Lavannya: Reducing recidivism requires a holistic approach and the organizations that dedicate themselves to this crucial work have great success in supporting returning citizens in their communities. For instance, SAFER Foundation (one of the organizations funded through the Solar Training Pipeline program) is using FEJA funds to provide training and support services to returning citizens. I have no doubt that these programs will be a resource to the returning citizens that SAFER serves, but I think it is important to recognize that these programs are one piece of the complicated puzzle people face post-incarceration.
IEC: What is the Solar for All program and how does it work?
Lavannya: The Illinois Solar for All program was created to increase access to the solar economy for economically disadvantaged communities and areas designated as environmental justice communities. It will provide access to solar with no upfront costs, as well as a cash-positive experience for customers. Solar for All includes four subprograms, which each target different types of customers or solar projects and offer financial incentives for developers. There are explicit guidelines around community engagement and partnership when developing community solar projects, as well as some job training requirements written into the plan. When the program is ready for roll-out, there will be many different pieces to figure out – leaders from the communities that stand to benefit the most will hopefully be at the forefront of shaping the resulting program.
IEC: What role will community solar play in Illinois’ clean energy economy?

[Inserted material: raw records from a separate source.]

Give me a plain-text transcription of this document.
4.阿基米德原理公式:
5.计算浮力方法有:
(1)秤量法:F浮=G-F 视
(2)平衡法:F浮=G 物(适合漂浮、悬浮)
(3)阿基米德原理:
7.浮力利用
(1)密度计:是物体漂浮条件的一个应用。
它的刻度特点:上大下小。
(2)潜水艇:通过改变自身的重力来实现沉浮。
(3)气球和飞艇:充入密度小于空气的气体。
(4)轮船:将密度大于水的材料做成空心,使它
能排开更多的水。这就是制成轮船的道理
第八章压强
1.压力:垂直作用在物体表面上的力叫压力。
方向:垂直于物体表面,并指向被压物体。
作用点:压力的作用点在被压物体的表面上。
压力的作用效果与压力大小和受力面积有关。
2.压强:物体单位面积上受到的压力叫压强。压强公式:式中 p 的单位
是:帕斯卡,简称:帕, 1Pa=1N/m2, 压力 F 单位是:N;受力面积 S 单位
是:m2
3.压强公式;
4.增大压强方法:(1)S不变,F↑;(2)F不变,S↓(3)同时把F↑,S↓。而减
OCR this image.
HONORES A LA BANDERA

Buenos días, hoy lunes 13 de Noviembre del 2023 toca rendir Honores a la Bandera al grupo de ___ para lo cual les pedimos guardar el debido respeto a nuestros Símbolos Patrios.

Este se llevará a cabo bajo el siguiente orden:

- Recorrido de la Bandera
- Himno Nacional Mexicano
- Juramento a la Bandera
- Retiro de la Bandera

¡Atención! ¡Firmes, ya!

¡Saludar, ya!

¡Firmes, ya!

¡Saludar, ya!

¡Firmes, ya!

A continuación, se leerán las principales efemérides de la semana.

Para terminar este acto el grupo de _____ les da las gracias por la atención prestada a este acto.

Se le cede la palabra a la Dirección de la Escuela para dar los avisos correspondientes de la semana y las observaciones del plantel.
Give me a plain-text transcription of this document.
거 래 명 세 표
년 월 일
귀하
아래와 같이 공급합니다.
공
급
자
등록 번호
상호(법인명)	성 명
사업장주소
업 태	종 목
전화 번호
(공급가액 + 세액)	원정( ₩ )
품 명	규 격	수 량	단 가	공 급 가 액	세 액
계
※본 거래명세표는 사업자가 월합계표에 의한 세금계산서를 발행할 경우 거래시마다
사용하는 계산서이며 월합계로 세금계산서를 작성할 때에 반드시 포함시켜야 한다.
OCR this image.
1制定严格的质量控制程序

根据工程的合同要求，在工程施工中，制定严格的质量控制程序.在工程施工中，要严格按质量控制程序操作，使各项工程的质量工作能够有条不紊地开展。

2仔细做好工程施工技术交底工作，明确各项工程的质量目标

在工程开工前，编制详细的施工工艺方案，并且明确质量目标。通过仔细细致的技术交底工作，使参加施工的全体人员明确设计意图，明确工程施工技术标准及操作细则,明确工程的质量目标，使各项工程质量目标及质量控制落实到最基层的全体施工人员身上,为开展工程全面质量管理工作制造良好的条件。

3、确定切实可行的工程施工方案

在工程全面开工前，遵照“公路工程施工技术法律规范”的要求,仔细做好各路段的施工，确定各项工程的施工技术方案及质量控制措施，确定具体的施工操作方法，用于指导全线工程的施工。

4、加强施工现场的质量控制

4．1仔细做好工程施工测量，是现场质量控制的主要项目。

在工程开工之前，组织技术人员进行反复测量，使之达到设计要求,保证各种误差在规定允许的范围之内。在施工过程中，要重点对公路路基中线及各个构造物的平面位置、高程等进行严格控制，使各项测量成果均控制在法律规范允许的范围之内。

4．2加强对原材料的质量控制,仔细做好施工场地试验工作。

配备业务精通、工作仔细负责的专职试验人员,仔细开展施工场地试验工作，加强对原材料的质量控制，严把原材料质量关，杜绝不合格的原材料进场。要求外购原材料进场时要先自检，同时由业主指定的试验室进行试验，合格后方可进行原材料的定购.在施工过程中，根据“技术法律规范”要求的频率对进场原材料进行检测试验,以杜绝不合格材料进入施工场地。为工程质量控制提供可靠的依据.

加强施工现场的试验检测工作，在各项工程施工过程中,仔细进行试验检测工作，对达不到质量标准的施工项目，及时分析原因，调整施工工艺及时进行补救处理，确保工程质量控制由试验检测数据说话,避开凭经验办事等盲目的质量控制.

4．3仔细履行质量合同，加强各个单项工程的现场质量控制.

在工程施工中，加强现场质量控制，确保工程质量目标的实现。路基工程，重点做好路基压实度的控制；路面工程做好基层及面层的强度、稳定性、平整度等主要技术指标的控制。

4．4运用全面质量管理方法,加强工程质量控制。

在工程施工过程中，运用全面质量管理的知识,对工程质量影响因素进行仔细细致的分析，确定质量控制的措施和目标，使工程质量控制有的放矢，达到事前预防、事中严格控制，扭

Lavannya: There is a lot of attention on Illinois after the passage of FEJA. Many solar companies are interested in the state, and they are reaching out about resources and partners in developing community solar projects. It’s encouraging that solar companies are not just thinking about partnership, but also bringing up discussions around the job training programs and how to best work in environmental justice communities. It seems to be a shift in the industry – and a welcome one at that.
Energy Efficiency and BIT Building
IEC: What is energy efficiency and what does it provide?
Lavannya: Energy efficiency means using less energy in your day-to-day life while still being able to do everything you need to. There are a lot of benefits to energy efficiency, but unfortunately I think this message hasn’t reached many communities – meaning there’s a big opportunity to continue outreach and education. Energy efficiency leads to comfortable homes and workplaces, monthly savings, and many health benefits (as a result of less reliance on fossil fuel electricity putting pollution in the air), especially when combined with additional weatherization and retrofit measures.
IEC: What is BIT Building and how can it be a resource to Illinois communities?
Lavannya: The BIT Building Program provides building owners and operators access to tools and resources that can improve building performance while reducing costs. As buildings go through the process, BIT takes the guesswork and confusion out of committing to sustainable operations by providing step-by-step best practices and advice from industry experts. Communities across the state can take advantage of the resources and support BIT offers, while simultaneously building their capacity to go above and beyond in their sustainability journeys.
IEC: How is BIT different than other certifications, like LEED?
Lavannya:LEED requires building operators to have access to a lot of resources and, in this way, is unattainable for many properties. BIT is a low-cost alternative meant to reach a greater mix of buildings, which will be guided by the check points built into the program.
IEC: Where is BIT being used today?
Lavannya:A few Chicago Housing Authority buildings are enrolled in the program, and most recently the Chicago Urban League facility enrolled through our Adopt-A-Building partnership with Illinois Green Alliance. To reach areas of Chicago and the state that have been historically overlooked by the green building movement, we are hoping to attract more non-profits and non-commercial buildings through this partnership.